It’s fine! Nice light bombastically melodramatic reading, though with a lot of content warnings (I do like that they’re at the front of the book). I’m a sucker for mecha, especially weird, slightly more organic mecha, and this generally scratched that itch. The prose style doesn’t quite work for me and I don’t… think that it’s especially well written? But I’m giving it 3 cos I did enjoy it and was happy to suspend judgement of quality in order to have a nice time. The main character manages imo to be a Tough Female Character Who Hates Emotion and also very easy to root for, and it has some nice juicy twists of the sort that are fun to encounter in a YA novel.
Spoilers now:
There seemed to be a lot of potential for a genuinely complicated and difficult political situation, where the main character wrangled with complicity and compromise a little more, without a big heroic/villainous moment at the end where she gets to keep all of her power through essentially the ‘I am the House’ ending option in Fallout New Vegas. It was a fun power fantasy ending, but it felt like a way to avoid wrangling with more complex politics. But themes of complicity are not neglected, it seems to be deliberately focusing more on personal relationships and identity, and after all this kind of thing might come in more in the sequel that the book is very much aiming toward.
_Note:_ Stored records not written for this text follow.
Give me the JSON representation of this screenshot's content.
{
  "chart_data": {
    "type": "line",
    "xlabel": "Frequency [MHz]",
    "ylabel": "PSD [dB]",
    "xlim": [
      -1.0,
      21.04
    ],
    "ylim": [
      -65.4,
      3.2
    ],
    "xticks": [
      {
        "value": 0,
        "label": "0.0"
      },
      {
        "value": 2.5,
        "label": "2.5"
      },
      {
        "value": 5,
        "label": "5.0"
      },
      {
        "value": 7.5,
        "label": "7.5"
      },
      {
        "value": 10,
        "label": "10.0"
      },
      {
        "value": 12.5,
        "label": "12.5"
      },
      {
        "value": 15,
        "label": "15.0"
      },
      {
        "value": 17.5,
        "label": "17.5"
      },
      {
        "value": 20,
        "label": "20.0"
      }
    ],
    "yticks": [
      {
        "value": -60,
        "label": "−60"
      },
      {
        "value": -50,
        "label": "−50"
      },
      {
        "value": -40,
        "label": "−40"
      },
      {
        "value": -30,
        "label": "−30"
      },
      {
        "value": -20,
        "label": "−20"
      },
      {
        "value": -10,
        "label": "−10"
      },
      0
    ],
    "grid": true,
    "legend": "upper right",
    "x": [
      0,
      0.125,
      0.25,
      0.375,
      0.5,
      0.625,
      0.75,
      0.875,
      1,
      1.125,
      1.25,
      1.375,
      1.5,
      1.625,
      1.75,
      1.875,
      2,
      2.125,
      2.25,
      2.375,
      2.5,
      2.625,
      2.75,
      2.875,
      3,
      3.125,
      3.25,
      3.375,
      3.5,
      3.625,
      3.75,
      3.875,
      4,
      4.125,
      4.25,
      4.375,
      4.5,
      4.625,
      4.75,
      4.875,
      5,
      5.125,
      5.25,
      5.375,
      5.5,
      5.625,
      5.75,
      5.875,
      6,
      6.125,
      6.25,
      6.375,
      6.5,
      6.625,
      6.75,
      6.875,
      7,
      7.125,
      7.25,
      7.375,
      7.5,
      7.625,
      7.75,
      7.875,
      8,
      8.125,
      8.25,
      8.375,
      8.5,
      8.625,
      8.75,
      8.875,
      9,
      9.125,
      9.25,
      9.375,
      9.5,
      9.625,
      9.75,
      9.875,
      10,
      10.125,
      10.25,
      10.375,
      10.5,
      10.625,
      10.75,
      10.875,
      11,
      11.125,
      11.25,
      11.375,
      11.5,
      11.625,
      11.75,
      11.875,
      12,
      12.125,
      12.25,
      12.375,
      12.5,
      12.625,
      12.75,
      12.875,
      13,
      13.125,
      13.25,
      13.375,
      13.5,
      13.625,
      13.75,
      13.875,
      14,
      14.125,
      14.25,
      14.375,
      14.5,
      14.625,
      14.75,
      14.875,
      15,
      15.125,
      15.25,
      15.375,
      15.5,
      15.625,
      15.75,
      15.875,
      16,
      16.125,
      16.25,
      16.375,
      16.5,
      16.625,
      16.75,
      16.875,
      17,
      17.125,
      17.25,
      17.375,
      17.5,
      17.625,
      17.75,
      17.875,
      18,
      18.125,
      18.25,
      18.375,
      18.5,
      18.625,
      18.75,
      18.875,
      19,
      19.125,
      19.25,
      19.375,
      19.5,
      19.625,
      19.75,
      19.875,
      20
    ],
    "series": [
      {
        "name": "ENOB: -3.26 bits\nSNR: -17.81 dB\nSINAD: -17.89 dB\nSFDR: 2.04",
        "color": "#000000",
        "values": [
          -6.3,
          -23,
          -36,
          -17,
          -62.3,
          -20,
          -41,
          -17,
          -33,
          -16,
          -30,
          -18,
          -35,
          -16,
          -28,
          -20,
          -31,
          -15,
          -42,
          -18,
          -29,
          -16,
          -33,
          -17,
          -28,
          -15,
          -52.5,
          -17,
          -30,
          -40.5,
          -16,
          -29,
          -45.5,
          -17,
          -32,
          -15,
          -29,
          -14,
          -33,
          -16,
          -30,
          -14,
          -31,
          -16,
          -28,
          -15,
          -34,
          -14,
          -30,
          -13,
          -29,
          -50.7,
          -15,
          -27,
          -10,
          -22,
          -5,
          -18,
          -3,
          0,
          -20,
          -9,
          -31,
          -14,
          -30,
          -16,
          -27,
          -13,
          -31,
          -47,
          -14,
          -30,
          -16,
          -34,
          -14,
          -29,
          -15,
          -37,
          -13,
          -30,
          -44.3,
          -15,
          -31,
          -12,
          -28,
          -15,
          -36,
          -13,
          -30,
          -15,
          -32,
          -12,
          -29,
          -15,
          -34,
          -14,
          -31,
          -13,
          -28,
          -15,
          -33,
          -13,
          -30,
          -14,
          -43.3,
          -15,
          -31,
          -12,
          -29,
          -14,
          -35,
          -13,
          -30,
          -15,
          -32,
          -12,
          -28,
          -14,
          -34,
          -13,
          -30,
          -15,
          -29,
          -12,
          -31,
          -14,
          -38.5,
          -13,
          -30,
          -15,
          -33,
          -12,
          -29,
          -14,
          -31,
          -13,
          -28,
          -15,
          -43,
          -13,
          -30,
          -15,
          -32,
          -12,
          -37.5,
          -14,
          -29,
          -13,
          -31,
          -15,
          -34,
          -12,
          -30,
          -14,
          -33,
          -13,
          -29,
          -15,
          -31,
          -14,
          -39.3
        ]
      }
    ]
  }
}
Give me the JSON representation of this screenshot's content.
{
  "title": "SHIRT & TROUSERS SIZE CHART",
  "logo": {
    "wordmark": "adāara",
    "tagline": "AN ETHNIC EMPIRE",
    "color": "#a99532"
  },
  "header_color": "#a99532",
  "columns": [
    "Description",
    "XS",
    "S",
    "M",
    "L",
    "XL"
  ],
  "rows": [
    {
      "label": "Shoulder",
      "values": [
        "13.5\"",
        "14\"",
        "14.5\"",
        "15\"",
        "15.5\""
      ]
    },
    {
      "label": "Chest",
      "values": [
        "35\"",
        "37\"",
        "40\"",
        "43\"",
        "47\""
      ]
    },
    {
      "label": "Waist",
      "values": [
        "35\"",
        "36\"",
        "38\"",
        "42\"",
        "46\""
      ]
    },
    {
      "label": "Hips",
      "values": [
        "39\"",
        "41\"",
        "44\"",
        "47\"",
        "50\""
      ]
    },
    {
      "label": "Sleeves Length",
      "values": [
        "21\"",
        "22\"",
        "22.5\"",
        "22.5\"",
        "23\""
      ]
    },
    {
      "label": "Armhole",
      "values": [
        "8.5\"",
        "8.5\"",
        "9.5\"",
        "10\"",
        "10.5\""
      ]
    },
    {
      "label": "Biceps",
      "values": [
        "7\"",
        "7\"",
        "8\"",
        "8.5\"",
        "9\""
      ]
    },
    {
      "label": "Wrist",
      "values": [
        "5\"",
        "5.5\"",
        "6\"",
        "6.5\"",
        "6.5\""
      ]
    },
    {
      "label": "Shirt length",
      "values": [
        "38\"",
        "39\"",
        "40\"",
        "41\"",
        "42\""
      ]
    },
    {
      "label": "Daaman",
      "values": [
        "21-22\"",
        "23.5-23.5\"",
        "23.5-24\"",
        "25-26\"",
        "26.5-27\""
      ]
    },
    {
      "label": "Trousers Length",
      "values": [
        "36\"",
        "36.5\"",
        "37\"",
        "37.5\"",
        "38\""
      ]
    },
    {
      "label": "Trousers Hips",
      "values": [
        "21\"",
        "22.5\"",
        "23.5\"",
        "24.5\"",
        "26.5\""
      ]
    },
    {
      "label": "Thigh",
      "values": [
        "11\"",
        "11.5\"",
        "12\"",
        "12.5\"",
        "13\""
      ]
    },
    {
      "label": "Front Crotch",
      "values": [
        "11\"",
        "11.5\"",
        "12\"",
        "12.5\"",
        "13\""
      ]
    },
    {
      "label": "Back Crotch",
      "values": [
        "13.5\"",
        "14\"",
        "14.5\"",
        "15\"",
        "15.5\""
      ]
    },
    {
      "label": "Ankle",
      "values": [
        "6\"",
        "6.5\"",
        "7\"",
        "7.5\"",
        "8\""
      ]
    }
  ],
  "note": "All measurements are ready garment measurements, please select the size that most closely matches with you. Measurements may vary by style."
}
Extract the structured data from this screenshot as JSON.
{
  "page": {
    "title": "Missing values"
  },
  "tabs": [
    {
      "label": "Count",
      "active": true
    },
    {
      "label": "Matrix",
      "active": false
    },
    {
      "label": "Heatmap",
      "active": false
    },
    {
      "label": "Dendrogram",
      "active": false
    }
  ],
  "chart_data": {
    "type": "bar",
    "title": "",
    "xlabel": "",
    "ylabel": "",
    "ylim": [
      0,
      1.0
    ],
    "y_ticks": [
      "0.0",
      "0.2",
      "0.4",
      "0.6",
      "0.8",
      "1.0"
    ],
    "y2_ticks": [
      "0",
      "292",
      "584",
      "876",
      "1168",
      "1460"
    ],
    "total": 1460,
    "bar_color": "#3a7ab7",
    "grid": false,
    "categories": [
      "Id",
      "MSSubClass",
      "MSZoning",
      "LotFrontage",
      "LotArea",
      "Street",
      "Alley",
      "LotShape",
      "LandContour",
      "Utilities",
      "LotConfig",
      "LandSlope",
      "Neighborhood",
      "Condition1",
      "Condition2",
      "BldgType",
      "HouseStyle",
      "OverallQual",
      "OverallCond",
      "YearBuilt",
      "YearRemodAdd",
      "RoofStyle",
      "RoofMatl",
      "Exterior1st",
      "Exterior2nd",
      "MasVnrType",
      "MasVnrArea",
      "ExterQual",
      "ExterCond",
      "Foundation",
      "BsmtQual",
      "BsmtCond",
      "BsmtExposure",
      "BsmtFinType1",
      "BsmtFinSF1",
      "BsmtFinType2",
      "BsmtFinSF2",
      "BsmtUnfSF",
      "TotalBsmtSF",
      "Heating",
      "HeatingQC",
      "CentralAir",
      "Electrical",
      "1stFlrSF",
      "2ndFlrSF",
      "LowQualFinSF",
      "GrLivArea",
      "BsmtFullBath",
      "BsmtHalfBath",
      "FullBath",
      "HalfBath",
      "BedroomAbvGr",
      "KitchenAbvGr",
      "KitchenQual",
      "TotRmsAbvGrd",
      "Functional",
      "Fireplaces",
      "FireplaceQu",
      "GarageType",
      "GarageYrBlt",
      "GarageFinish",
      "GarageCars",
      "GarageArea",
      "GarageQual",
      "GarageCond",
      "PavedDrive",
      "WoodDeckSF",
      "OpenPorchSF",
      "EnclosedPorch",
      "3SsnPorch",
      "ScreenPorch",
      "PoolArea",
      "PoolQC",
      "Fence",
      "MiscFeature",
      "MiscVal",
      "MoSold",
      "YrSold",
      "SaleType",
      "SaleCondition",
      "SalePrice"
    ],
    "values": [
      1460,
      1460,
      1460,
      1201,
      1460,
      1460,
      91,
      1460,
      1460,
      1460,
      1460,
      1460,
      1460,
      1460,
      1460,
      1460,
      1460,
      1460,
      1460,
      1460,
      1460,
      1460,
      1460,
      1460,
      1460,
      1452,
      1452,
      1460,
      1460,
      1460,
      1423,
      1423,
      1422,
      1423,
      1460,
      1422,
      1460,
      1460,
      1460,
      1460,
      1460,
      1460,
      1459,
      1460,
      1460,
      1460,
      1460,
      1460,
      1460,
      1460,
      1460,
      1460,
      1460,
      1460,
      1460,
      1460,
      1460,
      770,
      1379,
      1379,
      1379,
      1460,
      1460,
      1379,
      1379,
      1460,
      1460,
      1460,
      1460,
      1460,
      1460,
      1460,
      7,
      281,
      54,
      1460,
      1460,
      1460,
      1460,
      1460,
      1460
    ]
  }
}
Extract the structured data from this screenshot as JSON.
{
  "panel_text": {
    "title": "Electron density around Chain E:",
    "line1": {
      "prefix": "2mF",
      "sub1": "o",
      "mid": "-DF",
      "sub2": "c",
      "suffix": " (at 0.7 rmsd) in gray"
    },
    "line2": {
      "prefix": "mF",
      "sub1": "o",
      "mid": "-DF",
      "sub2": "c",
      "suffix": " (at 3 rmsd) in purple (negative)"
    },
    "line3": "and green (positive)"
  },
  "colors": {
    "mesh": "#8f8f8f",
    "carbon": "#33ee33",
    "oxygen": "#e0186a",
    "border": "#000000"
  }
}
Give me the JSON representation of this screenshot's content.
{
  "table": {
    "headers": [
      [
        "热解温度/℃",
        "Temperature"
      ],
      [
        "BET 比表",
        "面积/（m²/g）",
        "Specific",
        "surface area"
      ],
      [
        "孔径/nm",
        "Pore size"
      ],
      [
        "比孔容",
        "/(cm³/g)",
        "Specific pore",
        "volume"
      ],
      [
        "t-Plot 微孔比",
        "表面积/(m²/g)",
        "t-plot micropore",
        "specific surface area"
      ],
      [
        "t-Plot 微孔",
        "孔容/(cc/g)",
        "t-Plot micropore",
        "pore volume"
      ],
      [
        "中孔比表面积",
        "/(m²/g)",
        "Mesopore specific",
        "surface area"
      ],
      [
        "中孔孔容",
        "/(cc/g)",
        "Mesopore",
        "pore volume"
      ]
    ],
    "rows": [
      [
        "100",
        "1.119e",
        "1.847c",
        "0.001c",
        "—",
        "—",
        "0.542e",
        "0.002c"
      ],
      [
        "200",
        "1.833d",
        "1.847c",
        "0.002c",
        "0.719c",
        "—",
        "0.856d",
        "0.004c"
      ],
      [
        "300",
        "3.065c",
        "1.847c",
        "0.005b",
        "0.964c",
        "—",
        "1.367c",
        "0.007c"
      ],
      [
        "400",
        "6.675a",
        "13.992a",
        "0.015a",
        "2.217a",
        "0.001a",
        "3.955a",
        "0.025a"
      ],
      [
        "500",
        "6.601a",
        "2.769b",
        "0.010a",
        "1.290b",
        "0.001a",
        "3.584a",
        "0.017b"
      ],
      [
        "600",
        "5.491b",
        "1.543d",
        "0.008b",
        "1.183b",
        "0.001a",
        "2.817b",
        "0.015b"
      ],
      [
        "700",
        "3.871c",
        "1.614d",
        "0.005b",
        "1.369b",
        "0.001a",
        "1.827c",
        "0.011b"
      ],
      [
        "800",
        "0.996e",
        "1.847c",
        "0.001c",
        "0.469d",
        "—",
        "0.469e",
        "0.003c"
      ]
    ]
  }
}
Also all else unchanged it would have been a fairly miserable book without a moment where the beaten-down protag finds a way to somehow break out of the system she hates.
Additionally it must be said that the scenes of intimacy before they fade to black are just not great. There’s no real awful bits but, at least for me (which is a big disclaimer), I wasn’t even entirely sure what they were trying to tap into with the sensory description.
I would also have liked to see a little more of the time between Zetian meeting Shimin and hating him, and her being angry at him in a I’m-mad-I-have-feelings-for-you way. We get snippets of how his violence reminds her of her father and grandfather and makes her want to flinch and make herself small, and she confronts him about the deaths of women that he’s complicit in, but when she gets closer to him it didn’t come off to me as a serious and dramatic change in opinion, only as her feeling the same attraction and empathy for him since almost their first meeting. Which is allowed! It just feels like it dilutes the initial situation of, from her perspective, very justified fear and anger. I would have liked to see them trust each other less quickly and their relationship as something they each had to put more emotional work into. But, yknow, I kind of don’t want more time spent on the love triangle, so this works.